The first company executives to be convicted under British market abuse laws were given prison sentences on Friday after the judge said they damaged the integrity of the stock market.
Carl Rigby, former chairman of software company AIT Plc, was sentenced to 3-1/2 years in prison, and Gareth Bailey, AIT's former finance director, received two years.
"If investors, large and small, come to the view that they cannot trust the information companies announce to the market, they will avoid the market when making investment decisions," Judge Christopher Elwen said in passing sentence.
Neil Mirchandani, partner in financial services litigation at law firm Lovells, said the stiff sentence could be a "wake-up call" for executives.

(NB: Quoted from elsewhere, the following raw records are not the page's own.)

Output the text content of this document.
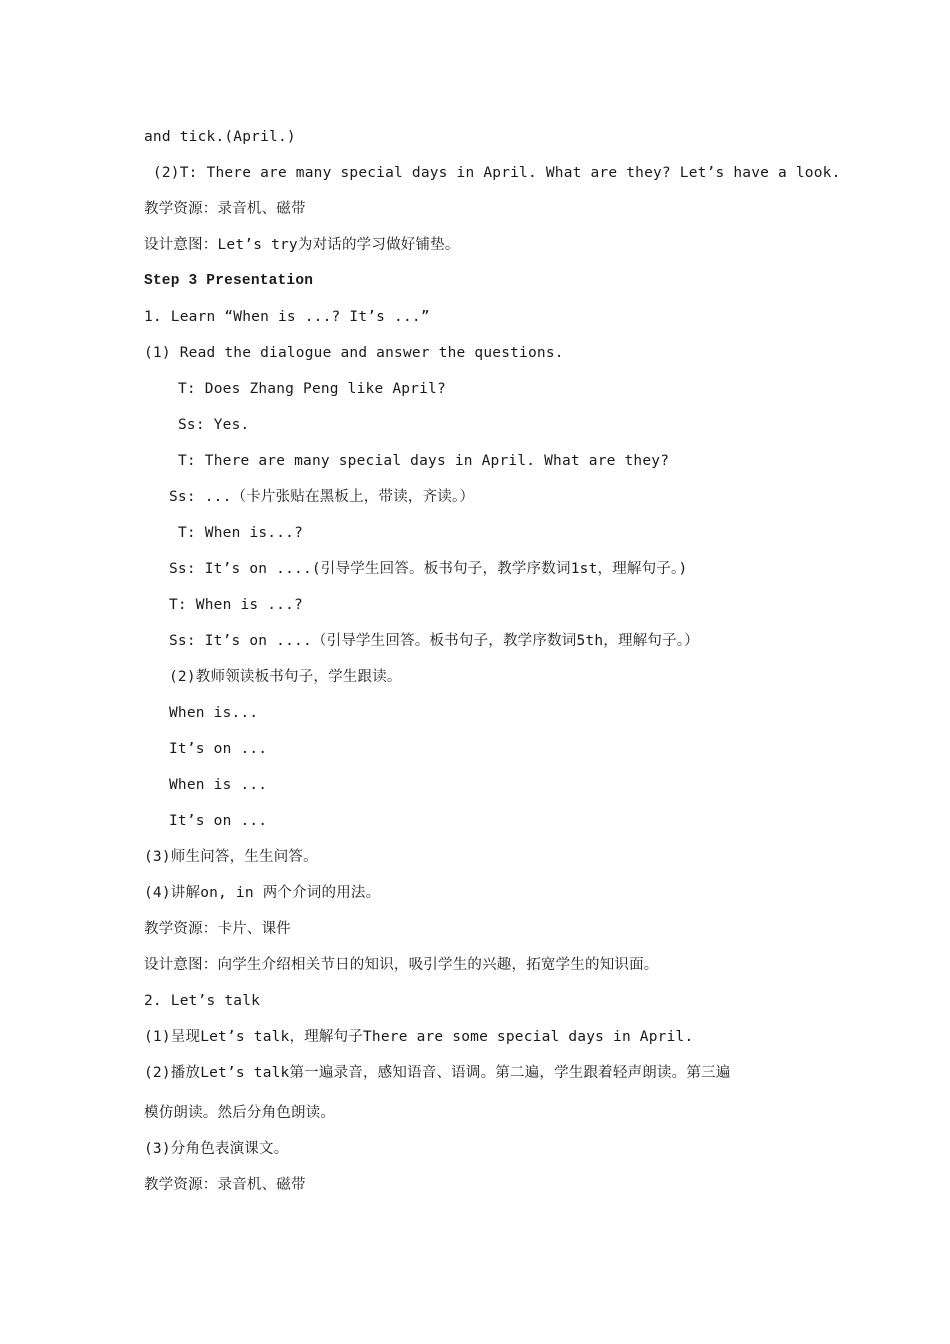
and tick.(April.)
(2)T: There are many special days in April. What are they? Let’s have a look.
教学资源：录音机、磁带
设计意图：Let’s try为对话的学习做好铺垫。
Step 3 Presentation
1. Learn “When is ...? It’s ...”
(1) Read the dialogue and answer the questions.
T: Does Zhang Peng like April?
Ss: Yes.
T: There are many special days in April. What are they?
Ss: ...（卡片张贴在黑板上，带读，齐读。）
T: When is...?
Ss: It’s on ....(引导学生回答。板书句子，教学序数词1st，理解句子。)
T: When is ...?
Ss: It’s on ....（引导学生回答。板书句子，教学序数词5th，理解句子。）
(2)教师领读板书句子，学生跟读。
When is...
It’s on ...
When is ...
It’s on ...
(3)师生问答，生生问答。
(4)讲解on, in 两个介词的用法。
教学资源：卡片、课件
设计意图：向学生介绍相关节日的知识，吸引学生的兴趣，拓宽学生的知识面。
2. Let’s talk
(1)呈现Let’s talk，理解句子There are some special days in April.
(2)播放Let’s talk第一遍录音，感知语音、语调。第二遍，学生跟着轻声朗读。第三遍
模仿朗读。然后分角色朗读。
(3)分角色表演课文。
教学资源：录音机、磁带
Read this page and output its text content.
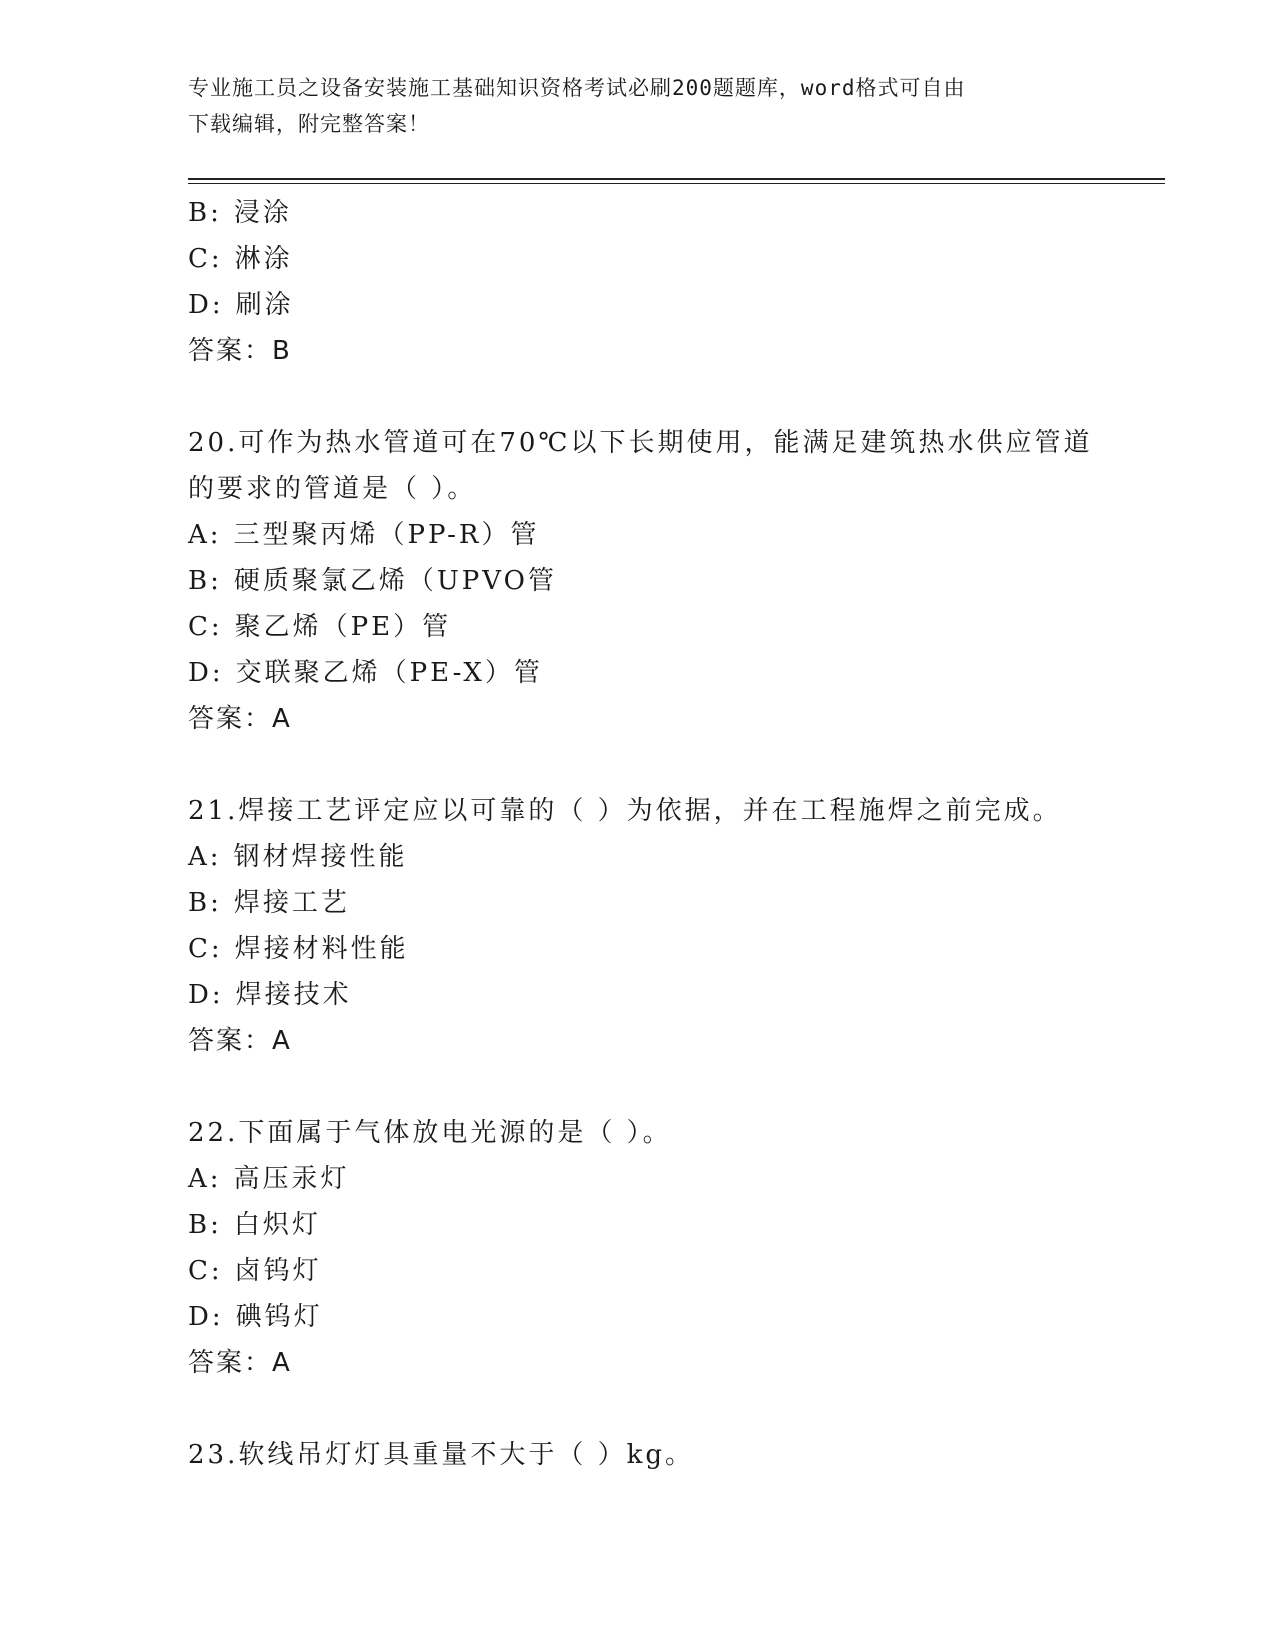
专业施工员之设备安装施工基础知识资格考试必刷200题题库，word格式可自由
下载编辑，附完整答案！
B: 浸涂
C: 淋涂
D: 刷涂
答案：B
20.可作为热水管道可在70℃以下长期使用，能满足建筑热水供应管道
的要求的管道是（ ）。
A: 三型聚丙烯（PP-R）管
B: 硬质聚氯乙烯（UPVO管
C: 聚乙烯（PE）管
D: 交联聚乙烯（PE-X）管
答案：A
21.焊接工艺评定应以可靠的（ ）为依据，并在工程施焊之前完成。
A: 钢材焊接性能
B: 焊接工艺
C: 焊接材料性能
D: 焊接技术
答案：A
22.下面属于气体放电光源的是（ ）。
A: 高压汞灯
B: 白炽灯
C: 卤钨灯
D: 碘钨灯
答案：A
23.软线吊灯灯具重量不大于（ ）kg。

"It's a sentence that sends a signal to senior executives that if you sit on information and mislead the market you could go to jail. That hasn't been the case in the past," he said.
Rigby and Bailey were convicted in August by a jury at Southwark Crown Court of recklessly issuing a statement that was "misleading, false or deceptive in a material particular".
It was the first criminal action take by the Financial Services Authority under the Financial Services and Markets Act of 2000.
"This was not a victimless crime. The efficient operation of the markets depends on investors' ability to rely on information released by companies," said Margaret Cole, FSA director of enforcement.
In May 2002, Rigby and Bailey issued a statement via the regulatory news service (RNS) saying AIT's profits would be in line with market expectations of 6.7 million pounds ($11.9 million) for the year to the end of March 2002.